While the Verdejo renaissance began with a vision of crafting youthful and fragrant wines, some ­producers seek to push the boundaries of the grape’s ­potential. They experiment with organic and sustainable farming and ­select fruit from bush vines and single-vineyard ­parcels. The goal is to create wines of interest, complexity and ­ageability.

Producers To Look For

One of Rueda’s top properties, doing business today as Belondrade, was founded more than 20 years ago by members of the Lurton and Belondrade families from Bordeaux. Under the direction of Didier Belondrade, the La Seca-based winery, originally called Belondrade y Lurton,  produces a signature creamy style of barrel-fermented, lees-aged Verdejo.

Another Rueda leader is Viñedos de Nieva, located in the province of Segovia, whose limited-production, steely style of Verdejo called Pie Franco is made from hand-picked, ungrafted vines planted over a century ago.

Garciarévalo, in Matapozuelos, offers both an easy drinking Verdejo called Tres Olmos and a fuller-bodied, small-production wine from the estate’s oldest vines called Harenna.

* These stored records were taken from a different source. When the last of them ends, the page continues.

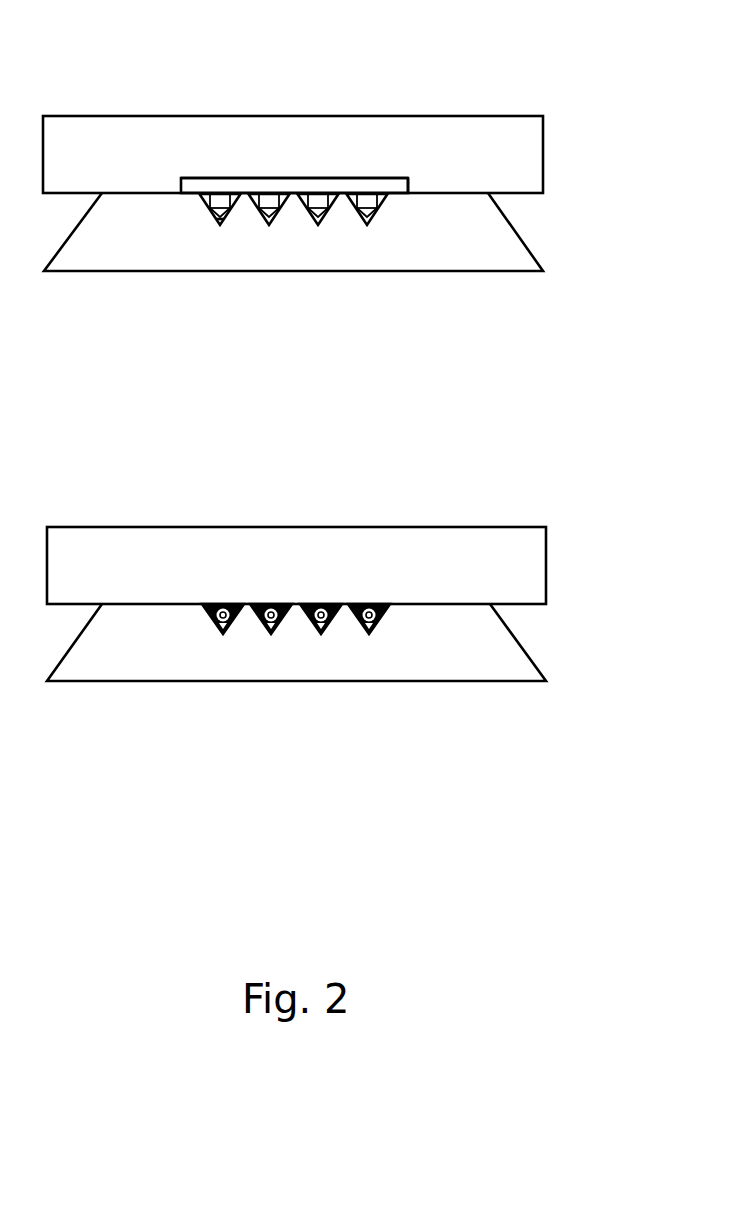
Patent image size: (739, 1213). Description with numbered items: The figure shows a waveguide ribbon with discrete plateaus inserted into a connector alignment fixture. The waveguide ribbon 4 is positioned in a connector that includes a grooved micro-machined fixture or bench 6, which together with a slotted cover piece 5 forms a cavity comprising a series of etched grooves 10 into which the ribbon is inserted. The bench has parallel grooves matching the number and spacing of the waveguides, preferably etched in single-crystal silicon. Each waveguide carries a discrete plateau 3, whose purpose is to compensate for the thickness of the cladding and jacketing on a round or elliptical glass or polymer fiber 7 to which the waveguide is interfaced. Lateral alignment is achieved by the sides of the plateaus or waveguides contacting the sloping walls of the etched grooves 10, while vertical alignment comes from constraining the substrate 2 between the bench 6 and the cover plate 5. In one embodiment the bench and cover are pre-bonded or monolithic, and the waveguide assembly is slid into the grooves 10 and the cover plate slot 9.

The substrate 2 is at (307, 185).
The discrete plateau 3 is at (328, 196).
The waveguide ribbon 4 is at (223, 177).
The slotted cover piece 5 is at (511, 142).
The grooved micro-machined fixture or bench 6 is at (433, 235).
The glass or polymer fiber 7 is at (281, 600).
The cover plate slot 9 is at (402, 177).
The etched grooves 10 is at (215, 218).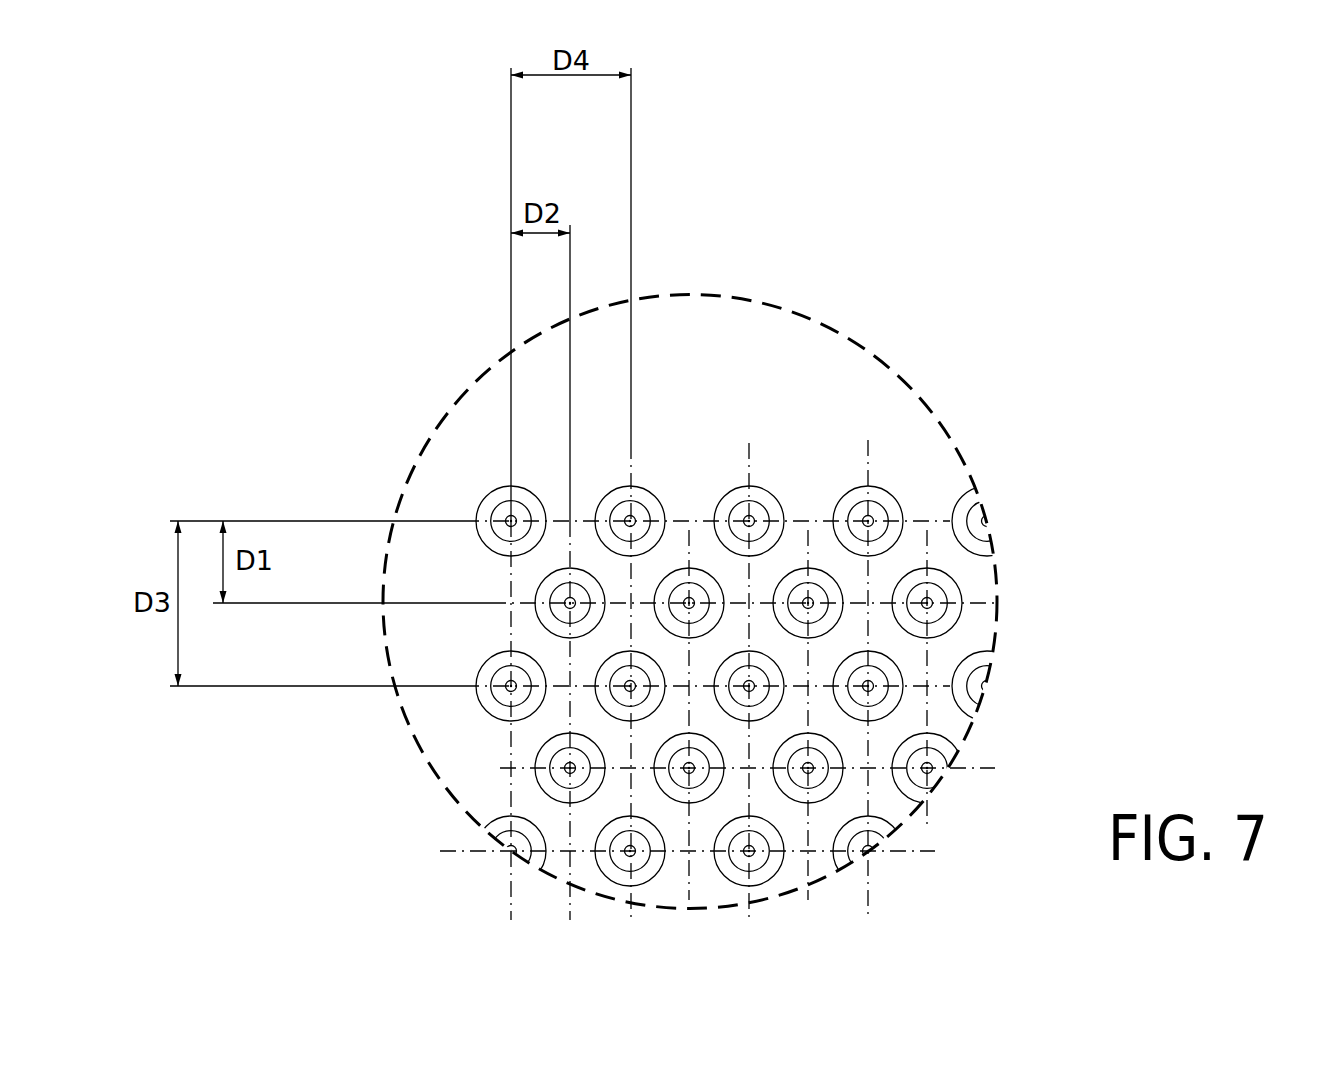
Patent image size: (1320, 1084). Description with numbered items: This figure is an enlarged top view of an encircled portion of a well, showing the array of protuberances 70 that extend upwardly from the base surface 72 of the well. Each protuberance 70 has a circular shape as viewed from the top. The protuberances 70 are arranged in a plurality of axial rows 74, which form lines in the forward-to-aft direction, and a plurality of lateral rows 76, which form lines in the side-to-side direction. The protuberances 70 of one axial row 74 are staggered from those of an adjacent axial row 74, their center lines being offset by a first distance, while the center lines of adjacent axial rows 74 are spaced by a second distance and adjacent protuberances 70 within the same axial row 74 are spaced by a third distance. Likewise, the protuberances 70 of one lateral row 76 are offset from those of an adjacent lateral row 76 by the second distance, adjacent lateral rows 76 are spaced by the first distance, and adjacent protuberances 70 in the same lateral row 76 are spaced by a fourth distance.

The protuberance 70 is at (717, 863).
The base surface 72 is at (930, 438).
The axial row 74 is at (640, 467).
The lateral row 76 is at (1008, 685).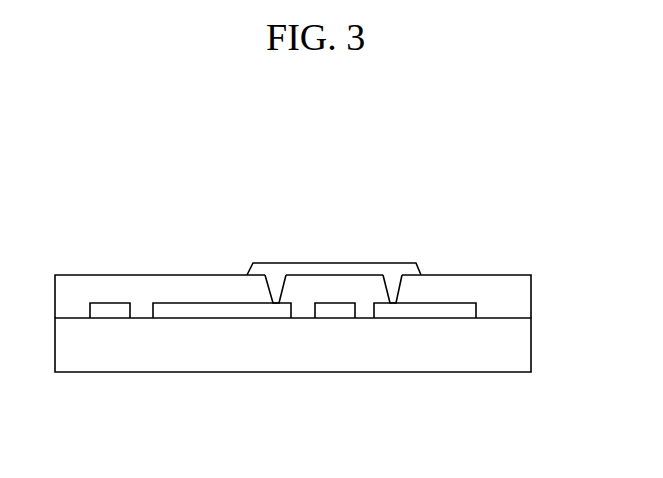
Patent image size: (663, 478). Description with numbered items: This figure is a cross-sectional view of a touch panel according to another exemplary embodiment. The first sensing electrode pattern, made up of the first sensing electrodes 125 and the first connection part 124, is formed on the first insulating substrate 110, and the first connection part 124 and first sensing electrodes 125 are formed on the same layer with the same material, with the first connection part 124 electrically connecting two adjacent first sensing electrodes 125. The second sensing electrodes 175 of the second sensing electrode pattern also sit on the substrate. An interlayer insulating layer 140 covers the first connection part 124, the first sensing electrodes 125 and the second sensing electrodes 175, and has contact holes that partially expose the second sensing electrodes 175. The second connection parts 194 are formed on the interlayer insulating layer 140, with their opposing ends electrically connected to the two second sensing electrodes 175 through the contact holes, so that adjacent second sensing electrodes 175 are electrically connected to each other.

The first insulating substrate 110 is at (512, 345).
The interlayer insulating layer 140 is at (512, 296).
The first connection part 124 is at (338, 310).
The first sensing electrodes 125 is at (111, 310).
The second sensing electrodes 175 is at (216, 310).
The second connection parts 194 is at (373, 270).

Meanwhile, Javier Sanz, a longtime grape grower turned winemaker, is known for producing tiny amounts of Malcorta, a rare and fragile clone of Verdejo. Another ­family-owned property, José Pariente, has spent years experimenting with fermentations in stainless steel tanks, oak barrels and concrete eggs. Its wines consistently rank among Rueda’s best.

Getting There

Reaching Rueda’s wineries from Madrid is a snap. Located roughly 100 miles northwest of the capital, the region is easily accessible by car or high-speed train.

The recently expanding Ruta del Vino de Rueda, or Rueda Wine Route, encourages enotourism. Its suggested itinerary crosses 13 towns, including the former Spanish capital of Valladolid, a city replete with beautiful churches, museums and palaces as well as several very good restaurants.

Accessed through wineries including ­Yllera and Mocén, the route descends beneath the town of Rueda’s streets into a miles-long labyrinth of galleries that are still intact from the Middle Ages. The route also links traditional Rueda bodegas to contemporary projects like Finca Montepedroso.

Overall, as demand for Rueda’s wines continues to grow, so has the infrastructure and options that allow wine lovers to taste the region’s expressive whites in the land where Verdejo has long flourished.

Rueda wines
Photo by Mark Lund

Garciarévalo 2014 Tres Olmos Verdejo; $17, 90 points. Pure citrus, green melon and briny aromas amount to classic Rueda Verdejo. This has a lifted, juicy mouthfeel and dry, pithy, citrusy flavors that fold in stony notes and hints of green herbs. A light, ethereal finish is what you want from the variety. Drink now. De Maison Selections. —M.S.

Blanco Nieva 2014 Pie Franco Verdejo; $30, 89 points. Minerality and raw citrus aromas create a true Verdejo bouquet. This is properly acidic and fresh, but a touch round and pulpy as well. Briny, borderline bitter flavors of grapefruit, lime, tarragon and scallion finish pithy. Drink now. Frontier Wine Imports. —M.S.

Dominios de Castilla 2014 Verdejo; $11, 87 points. Tropical fruit, melon and apple aromas are lightly briny and solid. The palate on this everyday white is lively and fresh, with jumpy acidity. Flavors of nectarine, mango, apple and lime stay fruity and clean across the finish. Winesellers, Ltd. Best Buy. —M.S.

Marqués de Irún 2014 Verdejo; $11, 87 points. This is a solid Verdejo with stony aromas of citrus fruits, grapefruit in particular. A palate with citric acidity creates a fresh platform for orange and grapefruit flavors. A round, plump finish with briny citrus flavors is a good ending. Europvin. Best Buy. —M.S.

Naia 2014 Las Brisas; $14, 87 points. Citrusy aromas of lemon and grapefruit show a leesy side note. This blend of 50% Verdejo, 30% Viura and 20% Sauvignon Blanc is pithy and citric on the palate, with flavors of lemon, green apple and orange peel that carry onto a lasting, healthy finish. Aviva Vino. —M.S.

Esperanza 2014 Estate Grown & Bottled Verdejo-Viura; $9, 86 points. Simple but solid apple and nectarine aromas are straight-forward. This feels round and easy, without much acid-based cut. Flavors of melon, mango and nectarine finish short, with a note of apple. Axial Wines USA. Best Buy. —M.S.